Several weeks earlier, the refugees, who have been incarcerated on Manus Island for up to four years, were told they could “voluntarily” relocate to Nauru. It was a blatant move by the Australian government to break the resistance among the asylum seekers to leaving the Manus camp, despite it being demolished around them.

Canberra is essentially insisting that all those who are being considered for a US refugee swap deal must be transported to another hellhole, thousands of kilometres away in the middle of the Pacific Ocean. Signs were posted around the Manus camp stating that those refugees waiting on the approval for US resettlement could make an “expression of interest” in moving to Nauru by October 23.

The US swap deal, announced last November under the previous Obama administration, is a quid pro quo arrangement. An undisclosed number of refugees imprisoned by the US will be swapped for some heavily-vetted refugees from Manus and Nauru, although the US has no obligation to take any.

The supposedly “voluntary” Nauru plan is a thinly veiled threat to punish those who refuse to take the transfer “offer.” It is one of the many thuggish methods the Australian government has used to force asylum seekers out of the Manus camp.

This has included the shutting down of basic facilities such as electricity, English classes and the gym. In July, the Australian government, working in conjunction with the PNG authorities, threatened police violence, reportedly mobilising around 100 guards and police outside the compound.

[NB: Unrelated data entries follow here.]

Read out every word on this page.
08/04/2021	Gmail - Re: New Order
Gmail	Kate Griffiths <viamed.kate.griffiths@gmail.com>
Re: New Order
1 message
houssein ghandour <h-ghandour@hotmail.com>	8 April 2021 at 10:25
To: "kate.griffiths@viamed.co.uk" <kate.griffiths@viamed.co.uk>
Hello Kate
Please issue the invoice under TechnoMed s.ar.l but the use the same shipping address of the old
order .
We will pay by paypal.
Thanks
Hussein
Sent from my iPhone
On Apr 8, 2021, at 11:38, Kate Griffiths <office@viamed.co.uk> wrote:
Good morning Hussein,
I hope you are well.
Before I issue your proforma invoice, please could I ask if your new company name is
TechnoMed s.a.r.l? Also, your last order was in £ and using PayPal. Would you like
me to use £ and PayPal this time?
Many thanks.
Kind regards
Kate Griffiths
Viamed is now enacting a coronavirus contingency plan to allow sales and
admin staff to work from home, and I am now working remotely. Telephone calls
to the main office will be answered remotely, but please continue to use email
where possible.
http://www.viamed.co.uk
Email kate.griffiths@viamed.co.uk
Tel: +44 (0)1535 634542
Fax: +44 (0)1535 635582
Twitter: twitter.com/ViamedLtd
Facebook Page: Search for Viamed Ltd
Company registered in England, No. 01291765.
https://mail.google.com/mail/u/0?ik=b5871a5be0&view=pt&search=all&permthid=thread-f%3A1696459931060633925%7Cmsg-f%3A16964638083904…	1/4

The Turnbull government announced the Manus closure in August last year, four months after the PNG Supreme Court ruled the facility violated the PNG constitution because it deprived the detainees of liberty without charge or trial.

Many refugees fear for their safety if forced into the so-called Refugee Transit Centre near Lorengau, the major town on Manus Island. There have been numerous reports of asylum seekers in Lorengau being beaten, robbed or abused by the PNG authorities or local people, among whom the authorities have whipped up anti-refugee sentiment.

Behrouz Boochani, an Iranian journalist imprisoned on Manus, told journalists the Nauru plan was the “latest political trick to get the refugees out of the Manus detention centre.”

Amir Taghinia, another detainee, said that after six deaths on the island the refugees feared for their lives in moving to Lorengau. Two detainees have died in recent months—31-year-old Hamid Shamshiripour and 32-year-old Rajeev Rajendran.

“We explained over and over again that we would rather stay in the Manus prison without hope than face violence in Lorengau,” Taghinia said. “Already too many lives have been lost, and the government knows that people are in danger in these camps, whether on Manus Island or Nauru.”

The US resettlement deal has been endorsed by the Labor Party, Greens and various refugee groups, which claim it will provide detainees a safe future. In reality, it means removal to the other side of the world, with no guarantee of their conditions upon arrival.

Last month, after months of “extreme vetting” by US officials, some 50 refugees were transferred to the US from Manus and Nauru. No information was provided as to where the refugees would be permitted to live and work or whether they would become eligible for US citizenship.

Under the Australia’s “border protection” regime, no asylum seekers, including those dumped in the US, will ever be permitted to enter Australia.

Any refugee transferred to Nauru will face the same traumatic conditions as those on Manus Island. Numerous reports have documented abuses on Nauru, including sexual assaults, brutality at the hands of the guards and decrepit facilities, such as mouldy tents, inadequate medical facilities and poor access to running water and sanitation.

Despite this Ian Rintoul, a leading member of the pseudo-left group Solidarity and the Refugee Action Coalition, said the facilities in Nauru were “marginally better” than on Manus Island. He accused Turnbull’s Liberal-National government of lacking a “resettlement plan,” claiming the government was in a “rolling crisis,” going “from disaster to disaster.”

In truth, the government is taking to its logical conclusion the regime introduced by the previous Labor government, which re-opened the Manus and Nauru camps and declared that no asylum seekers detained in them would ever be allowed to settle in Australia.